The stretch factor does not define the preferred size of a widget. Instead, the preferred size is defined by the widget itself (in this case, the WTreeView). In your example, the size of both views is set to auto, meaning their preferred size is calculated based on their content (which here depends on the number of rows of the view). The layout does not initially attempt to give each widget an equal size or a specific portion of space based on the stretch factor; rather, it attempts to satisfy each widget's preferred size first.

The stretch factor only comes into play when the available space is larger than the combined preferred sizes of all elements in the layout. It determines how much each widget will grow beyond its preferred size to fill that extra space. The only exception is a stretch factor of 0, which also signals the layout to let other widgets shrink before that specific widget is affected, as I explained previously.

Actions #21

Updated by Andreas Frolov 20 days ago

You stated that the preferred size of a view depends on the size of its content by default. This implies that this property is configurable. How can I change the preferred size of a widget using the Wt API? I haven't found a way to do this.

Furthermore, it makes little sense for scrollable widgets to display their entire content by default. I've shown you an example where this leads to unusable results.

Actions #22

Updated by Romain Mardulyn 20 days ago

The preferred size of a widget can be adjusted using the resize() function. When a widget is placed within a layout, the layout determines its actual dimensions, using the widget's width and height attributes as the preferred size. However, you can still force a widget to maintain a fixed size within a layout by setting its minimum and maximum sizes to the same desired value.

Regarding scrollable widgets, displaying their full content by default is preferable to having a fixed default size when used outside of a layout.
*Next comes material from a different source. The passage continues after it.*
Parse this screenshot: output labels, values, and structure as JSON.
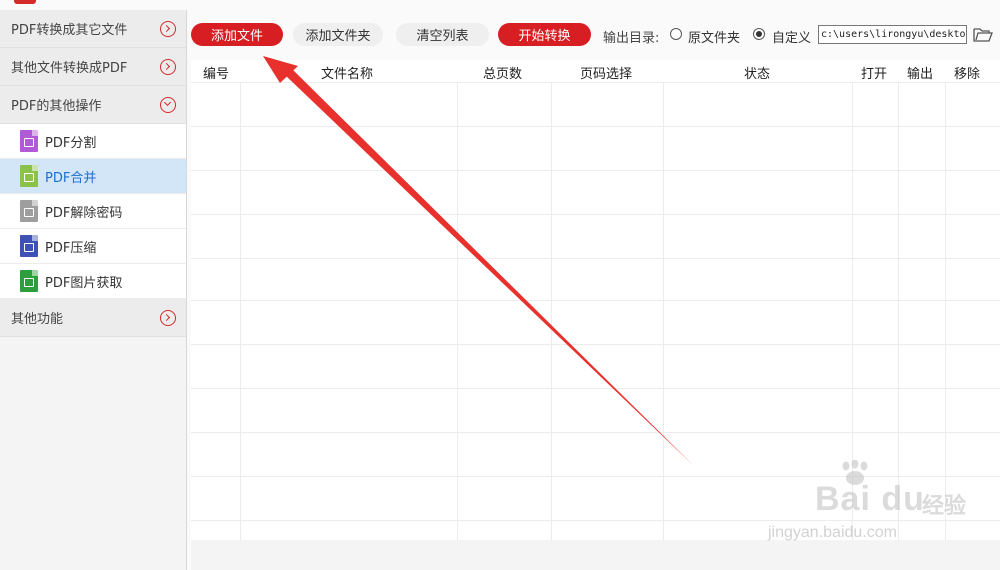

This approach is consistent with how other widgets behave; furthermore, achieving this specific behavior would be difficult if the default were handled differently.

Actions #23

Updated by Andreas Frolov 20 days ago

For scrollable widgets not within a layout, such behavior can even be useful, as the developer has full control over it. However, this topic is unrelated to the current discussion.

Where does the idea come from that scrollable widgets within a layout should behave the same as regular widgets? Look at the implementation in Qt. The behavior you prefer is possible in Qt, but it's configurable and disabled by default.

And it's not true that it's difficult. WTextArea is a scrollable widget, but it behaves exactly as I expect, at least when the stretch factor is greater than 0.

Actions #24

Updated by Andreas Frolov 19 days ago

I misspoke. Scrollable widgets should behave exactly like regular widgets in a layout, since the size of regular widgets is independent of the content.

Actions #25

Updated by Andreas Frolov 19 days ago

There are regular widgets that can adjust their height to their content, such as WLabel with wordWrap true. The difference to scrollable widgets is that WLabel offers no other way to display the entire content.